RcppCore / RcppArmadillo

Rcpp integration for the Armadillo templated linear algebra library

192 stars 56 forks source link

Question about SIMD Optimization #404

Closed pati-ni closed 1 year ago

pati-ni commented 1 year ago

According to this guide to get these optimizations when working with native armadillo library we need to pass compiler parameters. How does this translate to RcppArmadillo? Are these optimizations already enabled?

eddelbuettel commented 1 year ago

RcppArmadillo is header-only (apart from the example / illustration that is fastLm()) so it is up to your package to organize its compiler flags.

The default configuration we set in the RcppArmadillo headers in order to wrap and set up for R use should not get in the way. If you find otherwise, let us know!

Demos with SIMD turned on would be welcome, this may make for a nice post at the Rcpp Gallery. Maybe you can write something up?

pati-ni commented 1 year ago

After performing some benchmarks independently (outside of R) with Rcpp and RcppArmadillo it looks like that the proposed optimizations do not make a difference on a fairly recent compiler (gcc 12) with C++14.

If I link with -O0 which significantly slows down the benchmark. However I did not look into the assembly to determine which conditions use or do not use SIMD commands. Since C++ compilation in R by default has -O1 I do not think there are a lot to benefit from a guide. Feel free to close the issue.
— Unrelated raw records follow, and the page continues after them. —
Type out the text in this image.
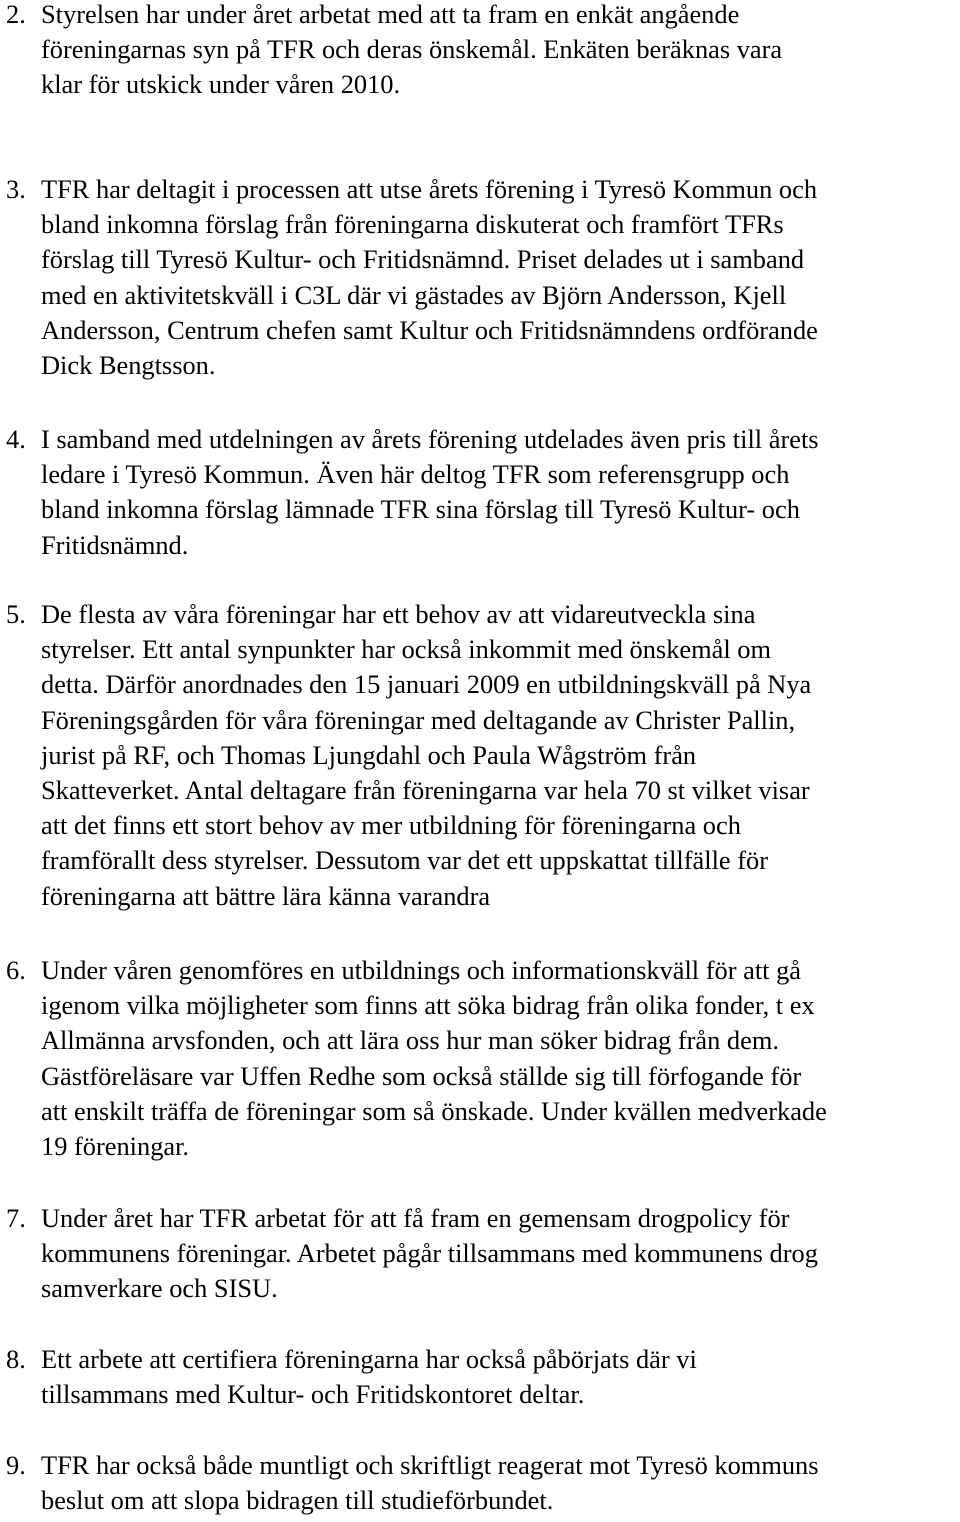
2. Styrelsen har under året arbetat med att ta fram en enkät angående
föreningarnas syn på TFR och deras önskemål. Enkäten beräknas vara
klar för utskick under våren 2010.
3. TFR har deltagit i processen att utse årets förening i Tyresö Kommun och
bland inkomna förslag från föreningarna diskuterat och framfört TFRs
förslag till Tyresö Kultur- och Fritidsnämnd. Priset delades ut i samband
med en aktivitetskväll i C3L där vi gästades av Björn Andersson, Kjell
Andersson, Centrum chefen samt Kultur och Fritidsnämndens ordförande
Dick Bengtsson.
4. I samband med utdelningen av årets förening utdelades även pris till årets
ledare i Tyresö Kommun. Även här deltog TFR som referensgrupp och
bland inkomna förslag lämnade TFR sina förslag till Tyresö Kultur- och
Fritidsnämnd.
5. De flesta av våra föreningar har ett behov av att vidareutveckla sina
styrelser. Ett antal synpunkter har också inkommit med önskemål om
detta. Därför anordnades den 15 januari 2009 en utbildningskväll på Nya
Föreningsgården för våra föreningar med deltagande av Christer Pallin,
jurist på RF, och Thomas Ljungdahl och Paula Wågström från
Skatteverket. Antal deltagare från föreningarna var hela 70 st vilket visar
att det finns ett stort behov av mer utbildning för föreningarna och
framförallt dess styrelser. Dessutom var det ett uppskattat tillfälle för
föreningarna att bättre lära känna varandra
6. Under våren genomföres en utbildnings och informationskväll för att gå
igenom vilka möjligheter som finns att söka bidrag från olika fonder, t ex
Allmänna arvsfonden, och att lära oss hur man söker bidrag från dem.
Gästföreläsare var Uffen Redhe som också ställde sig till förfogande för
att enskilt träffa de föreningar som så önskade. Under kvällen medverkade
19 föreningar.
7. Under året har TFR arbetat för att få fram en gemensam drogpolicy för
kommunens föreningar. Arbetet pågår tillsammans med kommunens drog
samverkare och SISU.
8. Ett arbete att certifiera föreningarna har också påbörjats där vi
tillsammans med Kultur- och Fritidskontoret deltar.
9. TFR har också både muntligt och skriftligt reagerat mot Tyresö kommuns
beslut om att slopa bidragen till studieförbundet.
eddelbuettel commented 1 year ago

I had a similar hunch based on the work we have done with RcppSimdJson (which is crazy fast thanks to really well engineered code inside). But it does not require 'magic switches' -- the modern compiler mostly know already. So yes: -O2 or -O3 coupled with -march=native will (on suitable modern hardware) already all that is there and the package should not leave anything behind. Which, I think, your tests confirmed. So closing this.